For seven years, Jesse worked with struggling adolescents and families as senior wilderness instructor and field director for highly successful programs in Utah. There, he and his wife, Grace, also a wilderness instructor, first met. Jesse served as front line staff in several group homes—first in California and later in Massachusetts, where he earned his Master’s degree from the Boston College Graduate School of Social Work while Grace taught in Boston area charter schools.
In 2005, he accepted a position with SUWS of the Carolinas, where he served for 10 years as therapist and clinical director. There, he pioneered and led the nationally-acclaimed Seasons Program for younger teenagers.
Jesse is widely recognized for his skillful work with adolescents, young adults, and parents. He teaches a course in outdoor leadership at Montreat College, and is a respected, in-demand presenter at professional conferences nation-wide. He is an associate member of the Independent Educational Consultants Association (IECA), and an Affiliate Member of the National Association of Therapeutic Schools and Programs (NATSAP).
Jesse and Grace live with their three children—Elsa, David, and Samuel—on their homestead near Black Mountain NC, where they raise chickens, ducks, and rabbits, and cultivate their organic garden.
John Huie has been a teacher and educational leader all of his adult life. A native of Albany, Georgia, he’s a graduate of Davidson College, with a BA degree in history and a minor in psychology. He earned his Master’s degree in American Studies at Emory University in Atlanta, and a PhD in Education at the University of California, Santa Barbara.

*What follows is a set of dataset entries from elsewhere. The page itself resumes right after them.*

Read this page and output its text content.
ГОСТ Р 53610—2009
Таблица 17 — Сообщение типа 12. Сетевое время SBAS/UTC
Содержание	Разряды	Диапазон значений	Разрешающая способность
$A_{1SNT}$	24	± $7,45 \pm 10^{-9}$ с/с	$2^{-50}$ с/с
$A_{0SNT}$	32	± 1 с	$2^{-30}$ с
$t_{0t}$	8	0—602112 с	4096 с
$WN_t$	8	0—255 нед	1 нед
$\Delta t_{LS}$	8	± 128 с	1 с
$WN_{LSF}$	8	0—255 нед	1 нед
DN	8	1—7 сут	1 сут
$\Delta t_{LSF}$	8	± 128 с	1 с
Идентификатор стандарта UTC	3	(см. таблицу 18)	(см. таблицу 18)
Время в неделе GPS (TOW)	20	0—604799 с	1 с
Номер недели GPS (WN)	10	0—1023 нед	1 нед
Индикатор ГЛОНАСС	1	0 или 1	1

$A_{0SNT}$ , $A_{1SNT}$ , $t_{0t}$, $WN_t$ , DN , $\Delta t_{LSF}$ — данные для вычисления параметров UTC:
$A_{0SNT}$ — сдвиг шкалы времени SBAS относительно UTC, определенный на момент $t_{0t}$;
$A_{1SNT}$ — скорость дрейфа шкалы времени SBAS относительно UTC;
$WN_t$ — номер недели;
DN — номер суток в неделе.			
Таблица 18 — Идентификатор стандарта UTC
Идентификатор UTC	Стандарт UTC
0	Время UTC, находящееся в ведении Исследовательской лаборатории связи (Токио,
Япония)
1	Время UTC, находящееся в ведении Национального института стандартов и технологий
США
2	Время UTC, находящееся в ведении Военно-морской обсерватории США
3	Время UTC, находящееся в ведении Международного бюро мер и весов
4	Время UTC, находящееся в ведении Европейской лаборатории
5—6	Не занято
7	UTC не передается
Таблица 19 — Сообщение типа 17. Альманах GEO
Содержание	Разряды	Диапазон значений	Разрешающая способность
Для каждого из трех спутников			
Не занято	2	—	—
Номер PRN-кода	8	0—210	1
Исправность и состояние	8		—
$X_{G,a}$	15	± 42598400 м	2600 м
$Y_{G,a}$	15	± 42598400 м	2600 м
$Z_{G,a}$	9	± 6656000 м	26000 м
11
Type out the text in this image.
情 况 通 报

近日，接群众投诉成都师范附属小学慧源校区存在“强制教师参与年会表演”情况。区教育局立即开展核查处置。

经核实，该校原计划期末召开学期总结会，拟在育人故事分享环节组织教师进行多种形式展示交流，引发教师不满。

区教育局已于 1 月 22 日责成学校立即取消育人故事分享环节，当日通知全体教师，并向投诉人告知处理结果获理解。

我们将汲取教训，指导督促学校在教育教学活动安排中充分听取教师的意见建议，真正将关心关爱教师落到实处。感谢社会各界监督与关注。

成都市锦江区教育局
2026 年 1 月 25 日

John’s career began with teaching English at McCallie School in Chattanooga, Tennessee. He taught and served as Dean of Students at St. Mark’s School of Texas in Dallas and served as Headmaster of Verde Valley School in Sedona, Arizona. He served as an assistant professor of Clinical and Field Studies in the College of Education at Queen’s University in Ontario, Canada, where for a short time he held landed immigrant status. During his service as a US Army Lieutenant in France and Germany, John taught adult education classes in writing and served as editor of a command newspaper.
Later, John helped develop the Minnesota Outward Bound School where he served as Instructor and Program Director. His commitment to wilderness education led him eventually to the North Carolina Outward Bound School, where he served as Executive Director 1977 to 1994. During those years, more than 40,000 young people graduated from the school’s character-building courses in North Carolina, Georgia, Florida, Mexico, Costa Rica, and Peru.
In 1995, John helped initiate the Environmental Leadership Center of Warren Wilson College, and served for eleven years as its Executive Director. John then organized a board to initiate Muddy Sneakers, an outdoor environmental education program reaching elementary school children in Western North Carolina. As that program took root, he immersed himself more fully in his current role as an Educational Consultant.
He is a member in good standing of the Independent Educational Consultants Association (IECA)—committed to the highest standards of professional service, and an Individual Affiliate of the National Association of Therapeutic Schools and Programs (NATSAP). in 2006, John received the Long Leaf Pine Award for his leadership and service on behalf of America’s youth.
John and his wife, Jaan Ferree, make their home in Asheville NC, where Jaan is Chair of the Public Arts and Cultural Commission. They are at home in the mountains of Western North Carolina, involved in the community, and enjoy visits with their blended family of six grown children.